La finalité de la démarche étant certifiante, les stagiaires peuvent obtenir après ces quatre mois initiaux la certification Cléa (Certificat de connaissances et de compétences professionnelles). En complément, ils passent le permis de conduire et le brevet de secourisme. « L’OPCAIM intervient dès la première phase de formation militaire, en présentant aux stagiaires les métiers et en leur proposant des orientations en collaboration avec le FONGECIF et le conseiller en évolution professionnelle », précise Virginie Huguel, directrice de  la délégation territoriale de l’OPCAIM, l’ADEFIM Champagne-Ardenne.

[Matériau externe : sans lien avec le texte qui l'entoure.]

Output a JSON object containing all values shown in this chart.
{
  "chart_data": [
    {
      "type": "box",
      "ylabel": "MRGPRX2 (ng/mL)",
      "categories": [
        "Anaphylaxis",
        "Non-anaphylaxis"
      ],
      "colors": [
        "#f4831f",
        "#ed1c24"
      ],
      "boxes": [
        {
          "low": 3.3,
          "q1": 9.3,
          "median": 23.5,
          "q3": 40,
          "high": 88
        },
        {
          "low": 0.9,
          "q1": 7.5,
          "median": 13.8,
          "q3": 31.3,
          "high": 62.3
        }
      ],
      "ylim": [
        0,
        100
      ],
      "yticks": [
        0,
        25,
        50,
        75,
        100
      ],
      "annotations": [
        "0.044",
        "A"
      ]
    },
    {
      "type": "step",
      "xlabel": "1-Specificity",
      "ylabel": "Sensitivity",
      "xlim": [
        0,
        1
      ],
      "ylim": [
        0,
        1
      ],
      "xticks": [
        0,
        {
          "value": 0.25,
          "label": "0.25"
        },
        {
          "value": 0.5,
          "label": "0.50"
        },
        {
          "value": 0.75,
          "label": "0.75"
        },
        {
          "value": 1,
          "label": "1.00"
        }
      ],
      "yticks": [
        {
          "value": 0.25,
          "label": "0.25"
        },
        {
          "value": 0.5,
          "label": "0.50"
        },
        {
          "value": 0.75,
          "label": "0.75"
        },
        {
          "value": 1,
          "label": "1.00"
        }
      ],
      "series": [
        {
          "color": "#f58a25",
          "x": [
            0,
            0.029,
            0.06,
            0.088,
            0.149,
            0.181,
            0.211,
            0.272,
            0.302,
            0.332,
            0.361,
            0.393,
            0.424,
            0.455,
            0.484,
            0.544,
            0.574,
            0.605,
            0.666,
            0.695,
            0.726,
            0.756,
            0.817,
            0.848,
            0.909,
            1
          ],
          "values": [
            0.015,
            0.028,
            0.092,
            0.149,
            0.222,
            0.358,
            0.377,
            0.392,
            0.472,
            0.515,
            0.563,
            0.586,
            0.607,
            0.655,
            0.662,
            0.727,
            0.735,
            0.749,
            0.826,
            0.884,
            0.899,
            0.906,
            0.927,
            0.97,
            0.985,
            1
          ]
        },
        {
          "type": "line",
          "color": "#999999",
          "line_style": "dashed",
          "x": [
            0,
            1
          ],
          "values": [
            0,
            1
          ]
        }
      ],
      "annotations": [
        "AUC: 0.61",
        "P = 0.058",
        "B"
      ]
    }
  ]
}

À l'issue de cette première étape, la formation professionnelle débute.

 

Des jeunes lors de leur Préparation opérationnelle à l’emploi  collective (POEC)

 

  • Agréger les compétences

 

« Ce dispositif est très bien perçu par les entreprises car il répond à leurs besoins », estime Virginie Huguel. « Le fait que le jeune arrive avec un accompagnement militaire qui leur a enseigné le savoir-être, le respect des horaires et des comportements, est rassurant pour les employeurs ». La réussite est également financière. L’OPCAIM a mis en place une préparation opérationnelle à l'emploi collective (POEC) financée avec le concours du Fonds Paritaire de Sécurisation des Parcours Professionnels (FPSPP). 400 heures de formation ont ainsi été financées, réparties en une centaine d’heures de stage d'immersion en entreprise pour 300 heures de formation.

 

« Cette première session a nécessité un accompagnement très intensif », relève Virginie Huguel. De nombreux comités de suivi ont été organisés avec l'armée, la mission locale et le FONGECIF. L’OPCAIM a eu un rôle de relais, en apportant son expertise à l’armée qui en retour l’informait de l’évolution des jeunes. « J’ai mobilisé spécifiquement une conseillère pour ce dispositif », confirme Virginie Huguel. Un travail d’articulation  entre l’armée, l’organisme de formation et l’entreprise rigoureux et exigeant, mais qui commence à porter ses fruits.

 

De manière globale, toutes branches professionnelles confondues, le SMV affiche un très bon bilan avec des taux d’insertion d’un peu plus de 70% de moyenne sur les deux premières sessions. Une majorité de jeunes a signé des contrats de travail ou a poursuivi par une autre formation. Pour les stagiaires de la métallurgie, compte-tenu de la spécificité des métiers industriels qui nécessitent des compétences très techniques, le parcours se poursuit la plupart du temps en contrat de professionnalisation. « Pour les jeunes n’ayant pu s’insérer dans l’emploi à l’issue du parcours, la formation humaine qu’ils ont reçu leur permettra d’être des citoyens responsables, qu’ils capitaliseront un jour ou l’autre sur ce qu’ils auront vécu pour obtenir un emploi », est persuadé le Lieutenant-Colonel Romain de Bondy.

 

L’esprit de la démarche et sa dimension humaine sont un succès. Cette passerelle vers le monde de l’entreprise se prolonge en 2018. Une troisième cohorte a débuté en février.